オスは後翅の先寄りに濃褐色の部分があり、表面は光が当たると赤紫色に見える1)

メス

沖縄県西表島 2016/8/13

メス(交尾中;左側)。
メスは腹部が赤くならず、翅は薄い褐色。
後翅先寄りの褐色部分の発達具合は様々だが、オスと同程度まで発達することはない。

識別

オスは体色や翅の斑紋から識別は容易。
メスを間違うとすれば同じく石垣島・西表島に分布するチビカワトンボだが、チビカワトンボのメスは翅が透明で胸部が黒化傾向。
また、産卵管がチビカワトンボでは腹端に届くのに対し、コナカハグロトンボでは届かない。

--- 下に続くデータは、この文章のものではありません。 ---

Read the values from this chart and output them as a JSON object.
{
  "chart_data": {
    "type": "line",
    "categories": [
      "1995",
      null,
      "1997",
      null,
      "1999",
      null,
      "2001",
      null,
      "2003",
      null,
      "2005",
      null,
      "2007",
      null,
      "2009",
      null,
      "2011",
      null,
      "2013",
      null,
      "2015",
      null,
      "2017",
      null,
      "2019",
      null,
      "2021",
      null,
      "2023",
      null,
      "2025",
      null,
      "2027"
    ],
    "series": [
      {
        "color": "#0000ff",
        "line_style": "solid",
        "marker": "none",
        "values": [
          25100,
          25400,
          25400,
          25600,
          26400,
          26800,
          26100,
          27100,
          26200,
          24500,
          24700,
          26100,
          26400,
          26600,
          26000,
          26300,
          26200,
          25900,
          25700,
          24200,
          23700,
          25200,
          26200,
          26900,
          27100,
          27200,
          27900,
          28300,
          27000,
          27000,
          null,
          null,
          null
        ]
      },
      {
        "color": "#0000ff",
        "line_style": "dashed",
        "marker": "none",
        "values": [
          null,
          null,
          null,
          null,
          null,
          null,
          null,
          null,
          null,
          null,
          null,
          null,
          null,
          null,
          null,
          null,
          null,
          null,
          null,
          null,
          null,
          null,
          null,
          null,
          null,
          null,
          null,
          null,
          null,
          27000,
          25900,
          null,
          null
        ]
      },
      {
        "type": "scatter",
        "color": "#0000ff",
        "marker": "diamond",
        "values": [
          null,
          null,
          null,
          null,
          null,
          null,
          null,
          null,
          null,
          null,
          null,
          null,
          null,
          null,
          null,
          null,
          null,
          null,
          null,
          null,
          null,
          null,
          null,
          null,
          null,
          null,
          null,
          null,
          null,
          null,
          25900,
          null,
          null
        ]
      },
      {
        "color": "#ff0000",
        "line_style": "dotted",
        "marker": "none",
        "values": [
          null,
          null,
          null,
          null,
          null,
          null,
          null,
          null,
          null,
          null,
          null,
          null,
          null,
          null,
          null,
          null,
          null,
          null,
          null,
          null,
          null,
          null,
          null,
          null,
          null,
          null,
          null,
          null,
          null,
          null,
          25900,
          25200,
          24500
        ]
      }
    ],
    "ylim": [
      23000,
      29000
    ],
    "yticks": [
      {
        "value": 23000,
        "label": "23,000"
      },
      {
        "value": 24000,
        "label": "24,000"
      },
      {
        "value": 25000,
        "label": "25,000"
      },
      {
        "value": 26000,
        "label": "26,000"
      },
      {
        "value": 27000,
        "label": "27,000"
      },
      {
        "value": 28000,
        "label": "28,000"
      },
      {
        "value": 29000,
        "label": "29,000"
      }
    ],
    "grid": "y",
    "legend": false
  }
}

西表島に分布するヤエヤマハナダカトンボは体形が大きく異なる。

生態

繁殖行動

オスは水辺にとまって縄張りを持つ。
交尾後は連結態のまま水面付近の朽木などに産卵を開始する1,3)
メスが潜水産卵に移った場合は連結が解かれ、オスは警護に移る1,3)

幼虫期

幼虫(ヤゴ)は比較的流れの速い場所を好み、やや大きめの石の裏などで生活している2)
なお、ミナミカワトンボ科の幼虫は日本産トンボ類で唯一、腹部に糸状の鰓を持つ仲間である6)

近縁種

台湾には同属のEuphaea formosaが分布し、コナカハグロトンボよりも体サイズがやや大きく、翅の形状やオスの濃褐色斑の形もやや異なっている4)
遺伝的多様性を調べた論文では、分布面積の広いE. formosaよりもコナカハグロトンボのほうが遺伝的多様性が高かったことが分かっている5)

文献

1)尾園暁・川島逸郎・二橋亮 2021. 『日本のトンボ 改訂版』文一総合出版.
2)川合禎次・谷田一三 2018. 『日本産水生昆虫 第二版: 科・属・種への検索』東海大学出版部.
3)尾園暁・渡辺賢一・焼田理一郎・小浜継雄 2007. 『沖縄のトンボ図鑑』いかだ社.
4)Lee, Y. H., & Lin, C. P. (2012). Morphometric and genetic differentiation of two sibling gossamer–wing damselflies, Euphaea formosa and E. yayeyamana, and adaptive trait divergence in subtropical East Asian islands. Journal of Insect Science12(1), 53.
5)Kanke, E., Suzuki, K., Sekiné, K., Suzuki, T., Hatta, K., Yang, M. M., & Tojo, K. (2021). Unexpected population genetic structure in two closely related euphaeid damselflies from the Yaeyama and Taiwan Islands (Odonata: Euphaeidae). Biological Journal of the Linnean Society134(1), 214-228.
6)Bybee S. M., Kalkman V. J., Erickson R. J., Frandsen P. B., Breinholt J. W., Suvorov A. et al. 2021. Phylogeny and classification of Odonata using targeted genomics. Molecular Phylogenetics and Evolution 160:107115.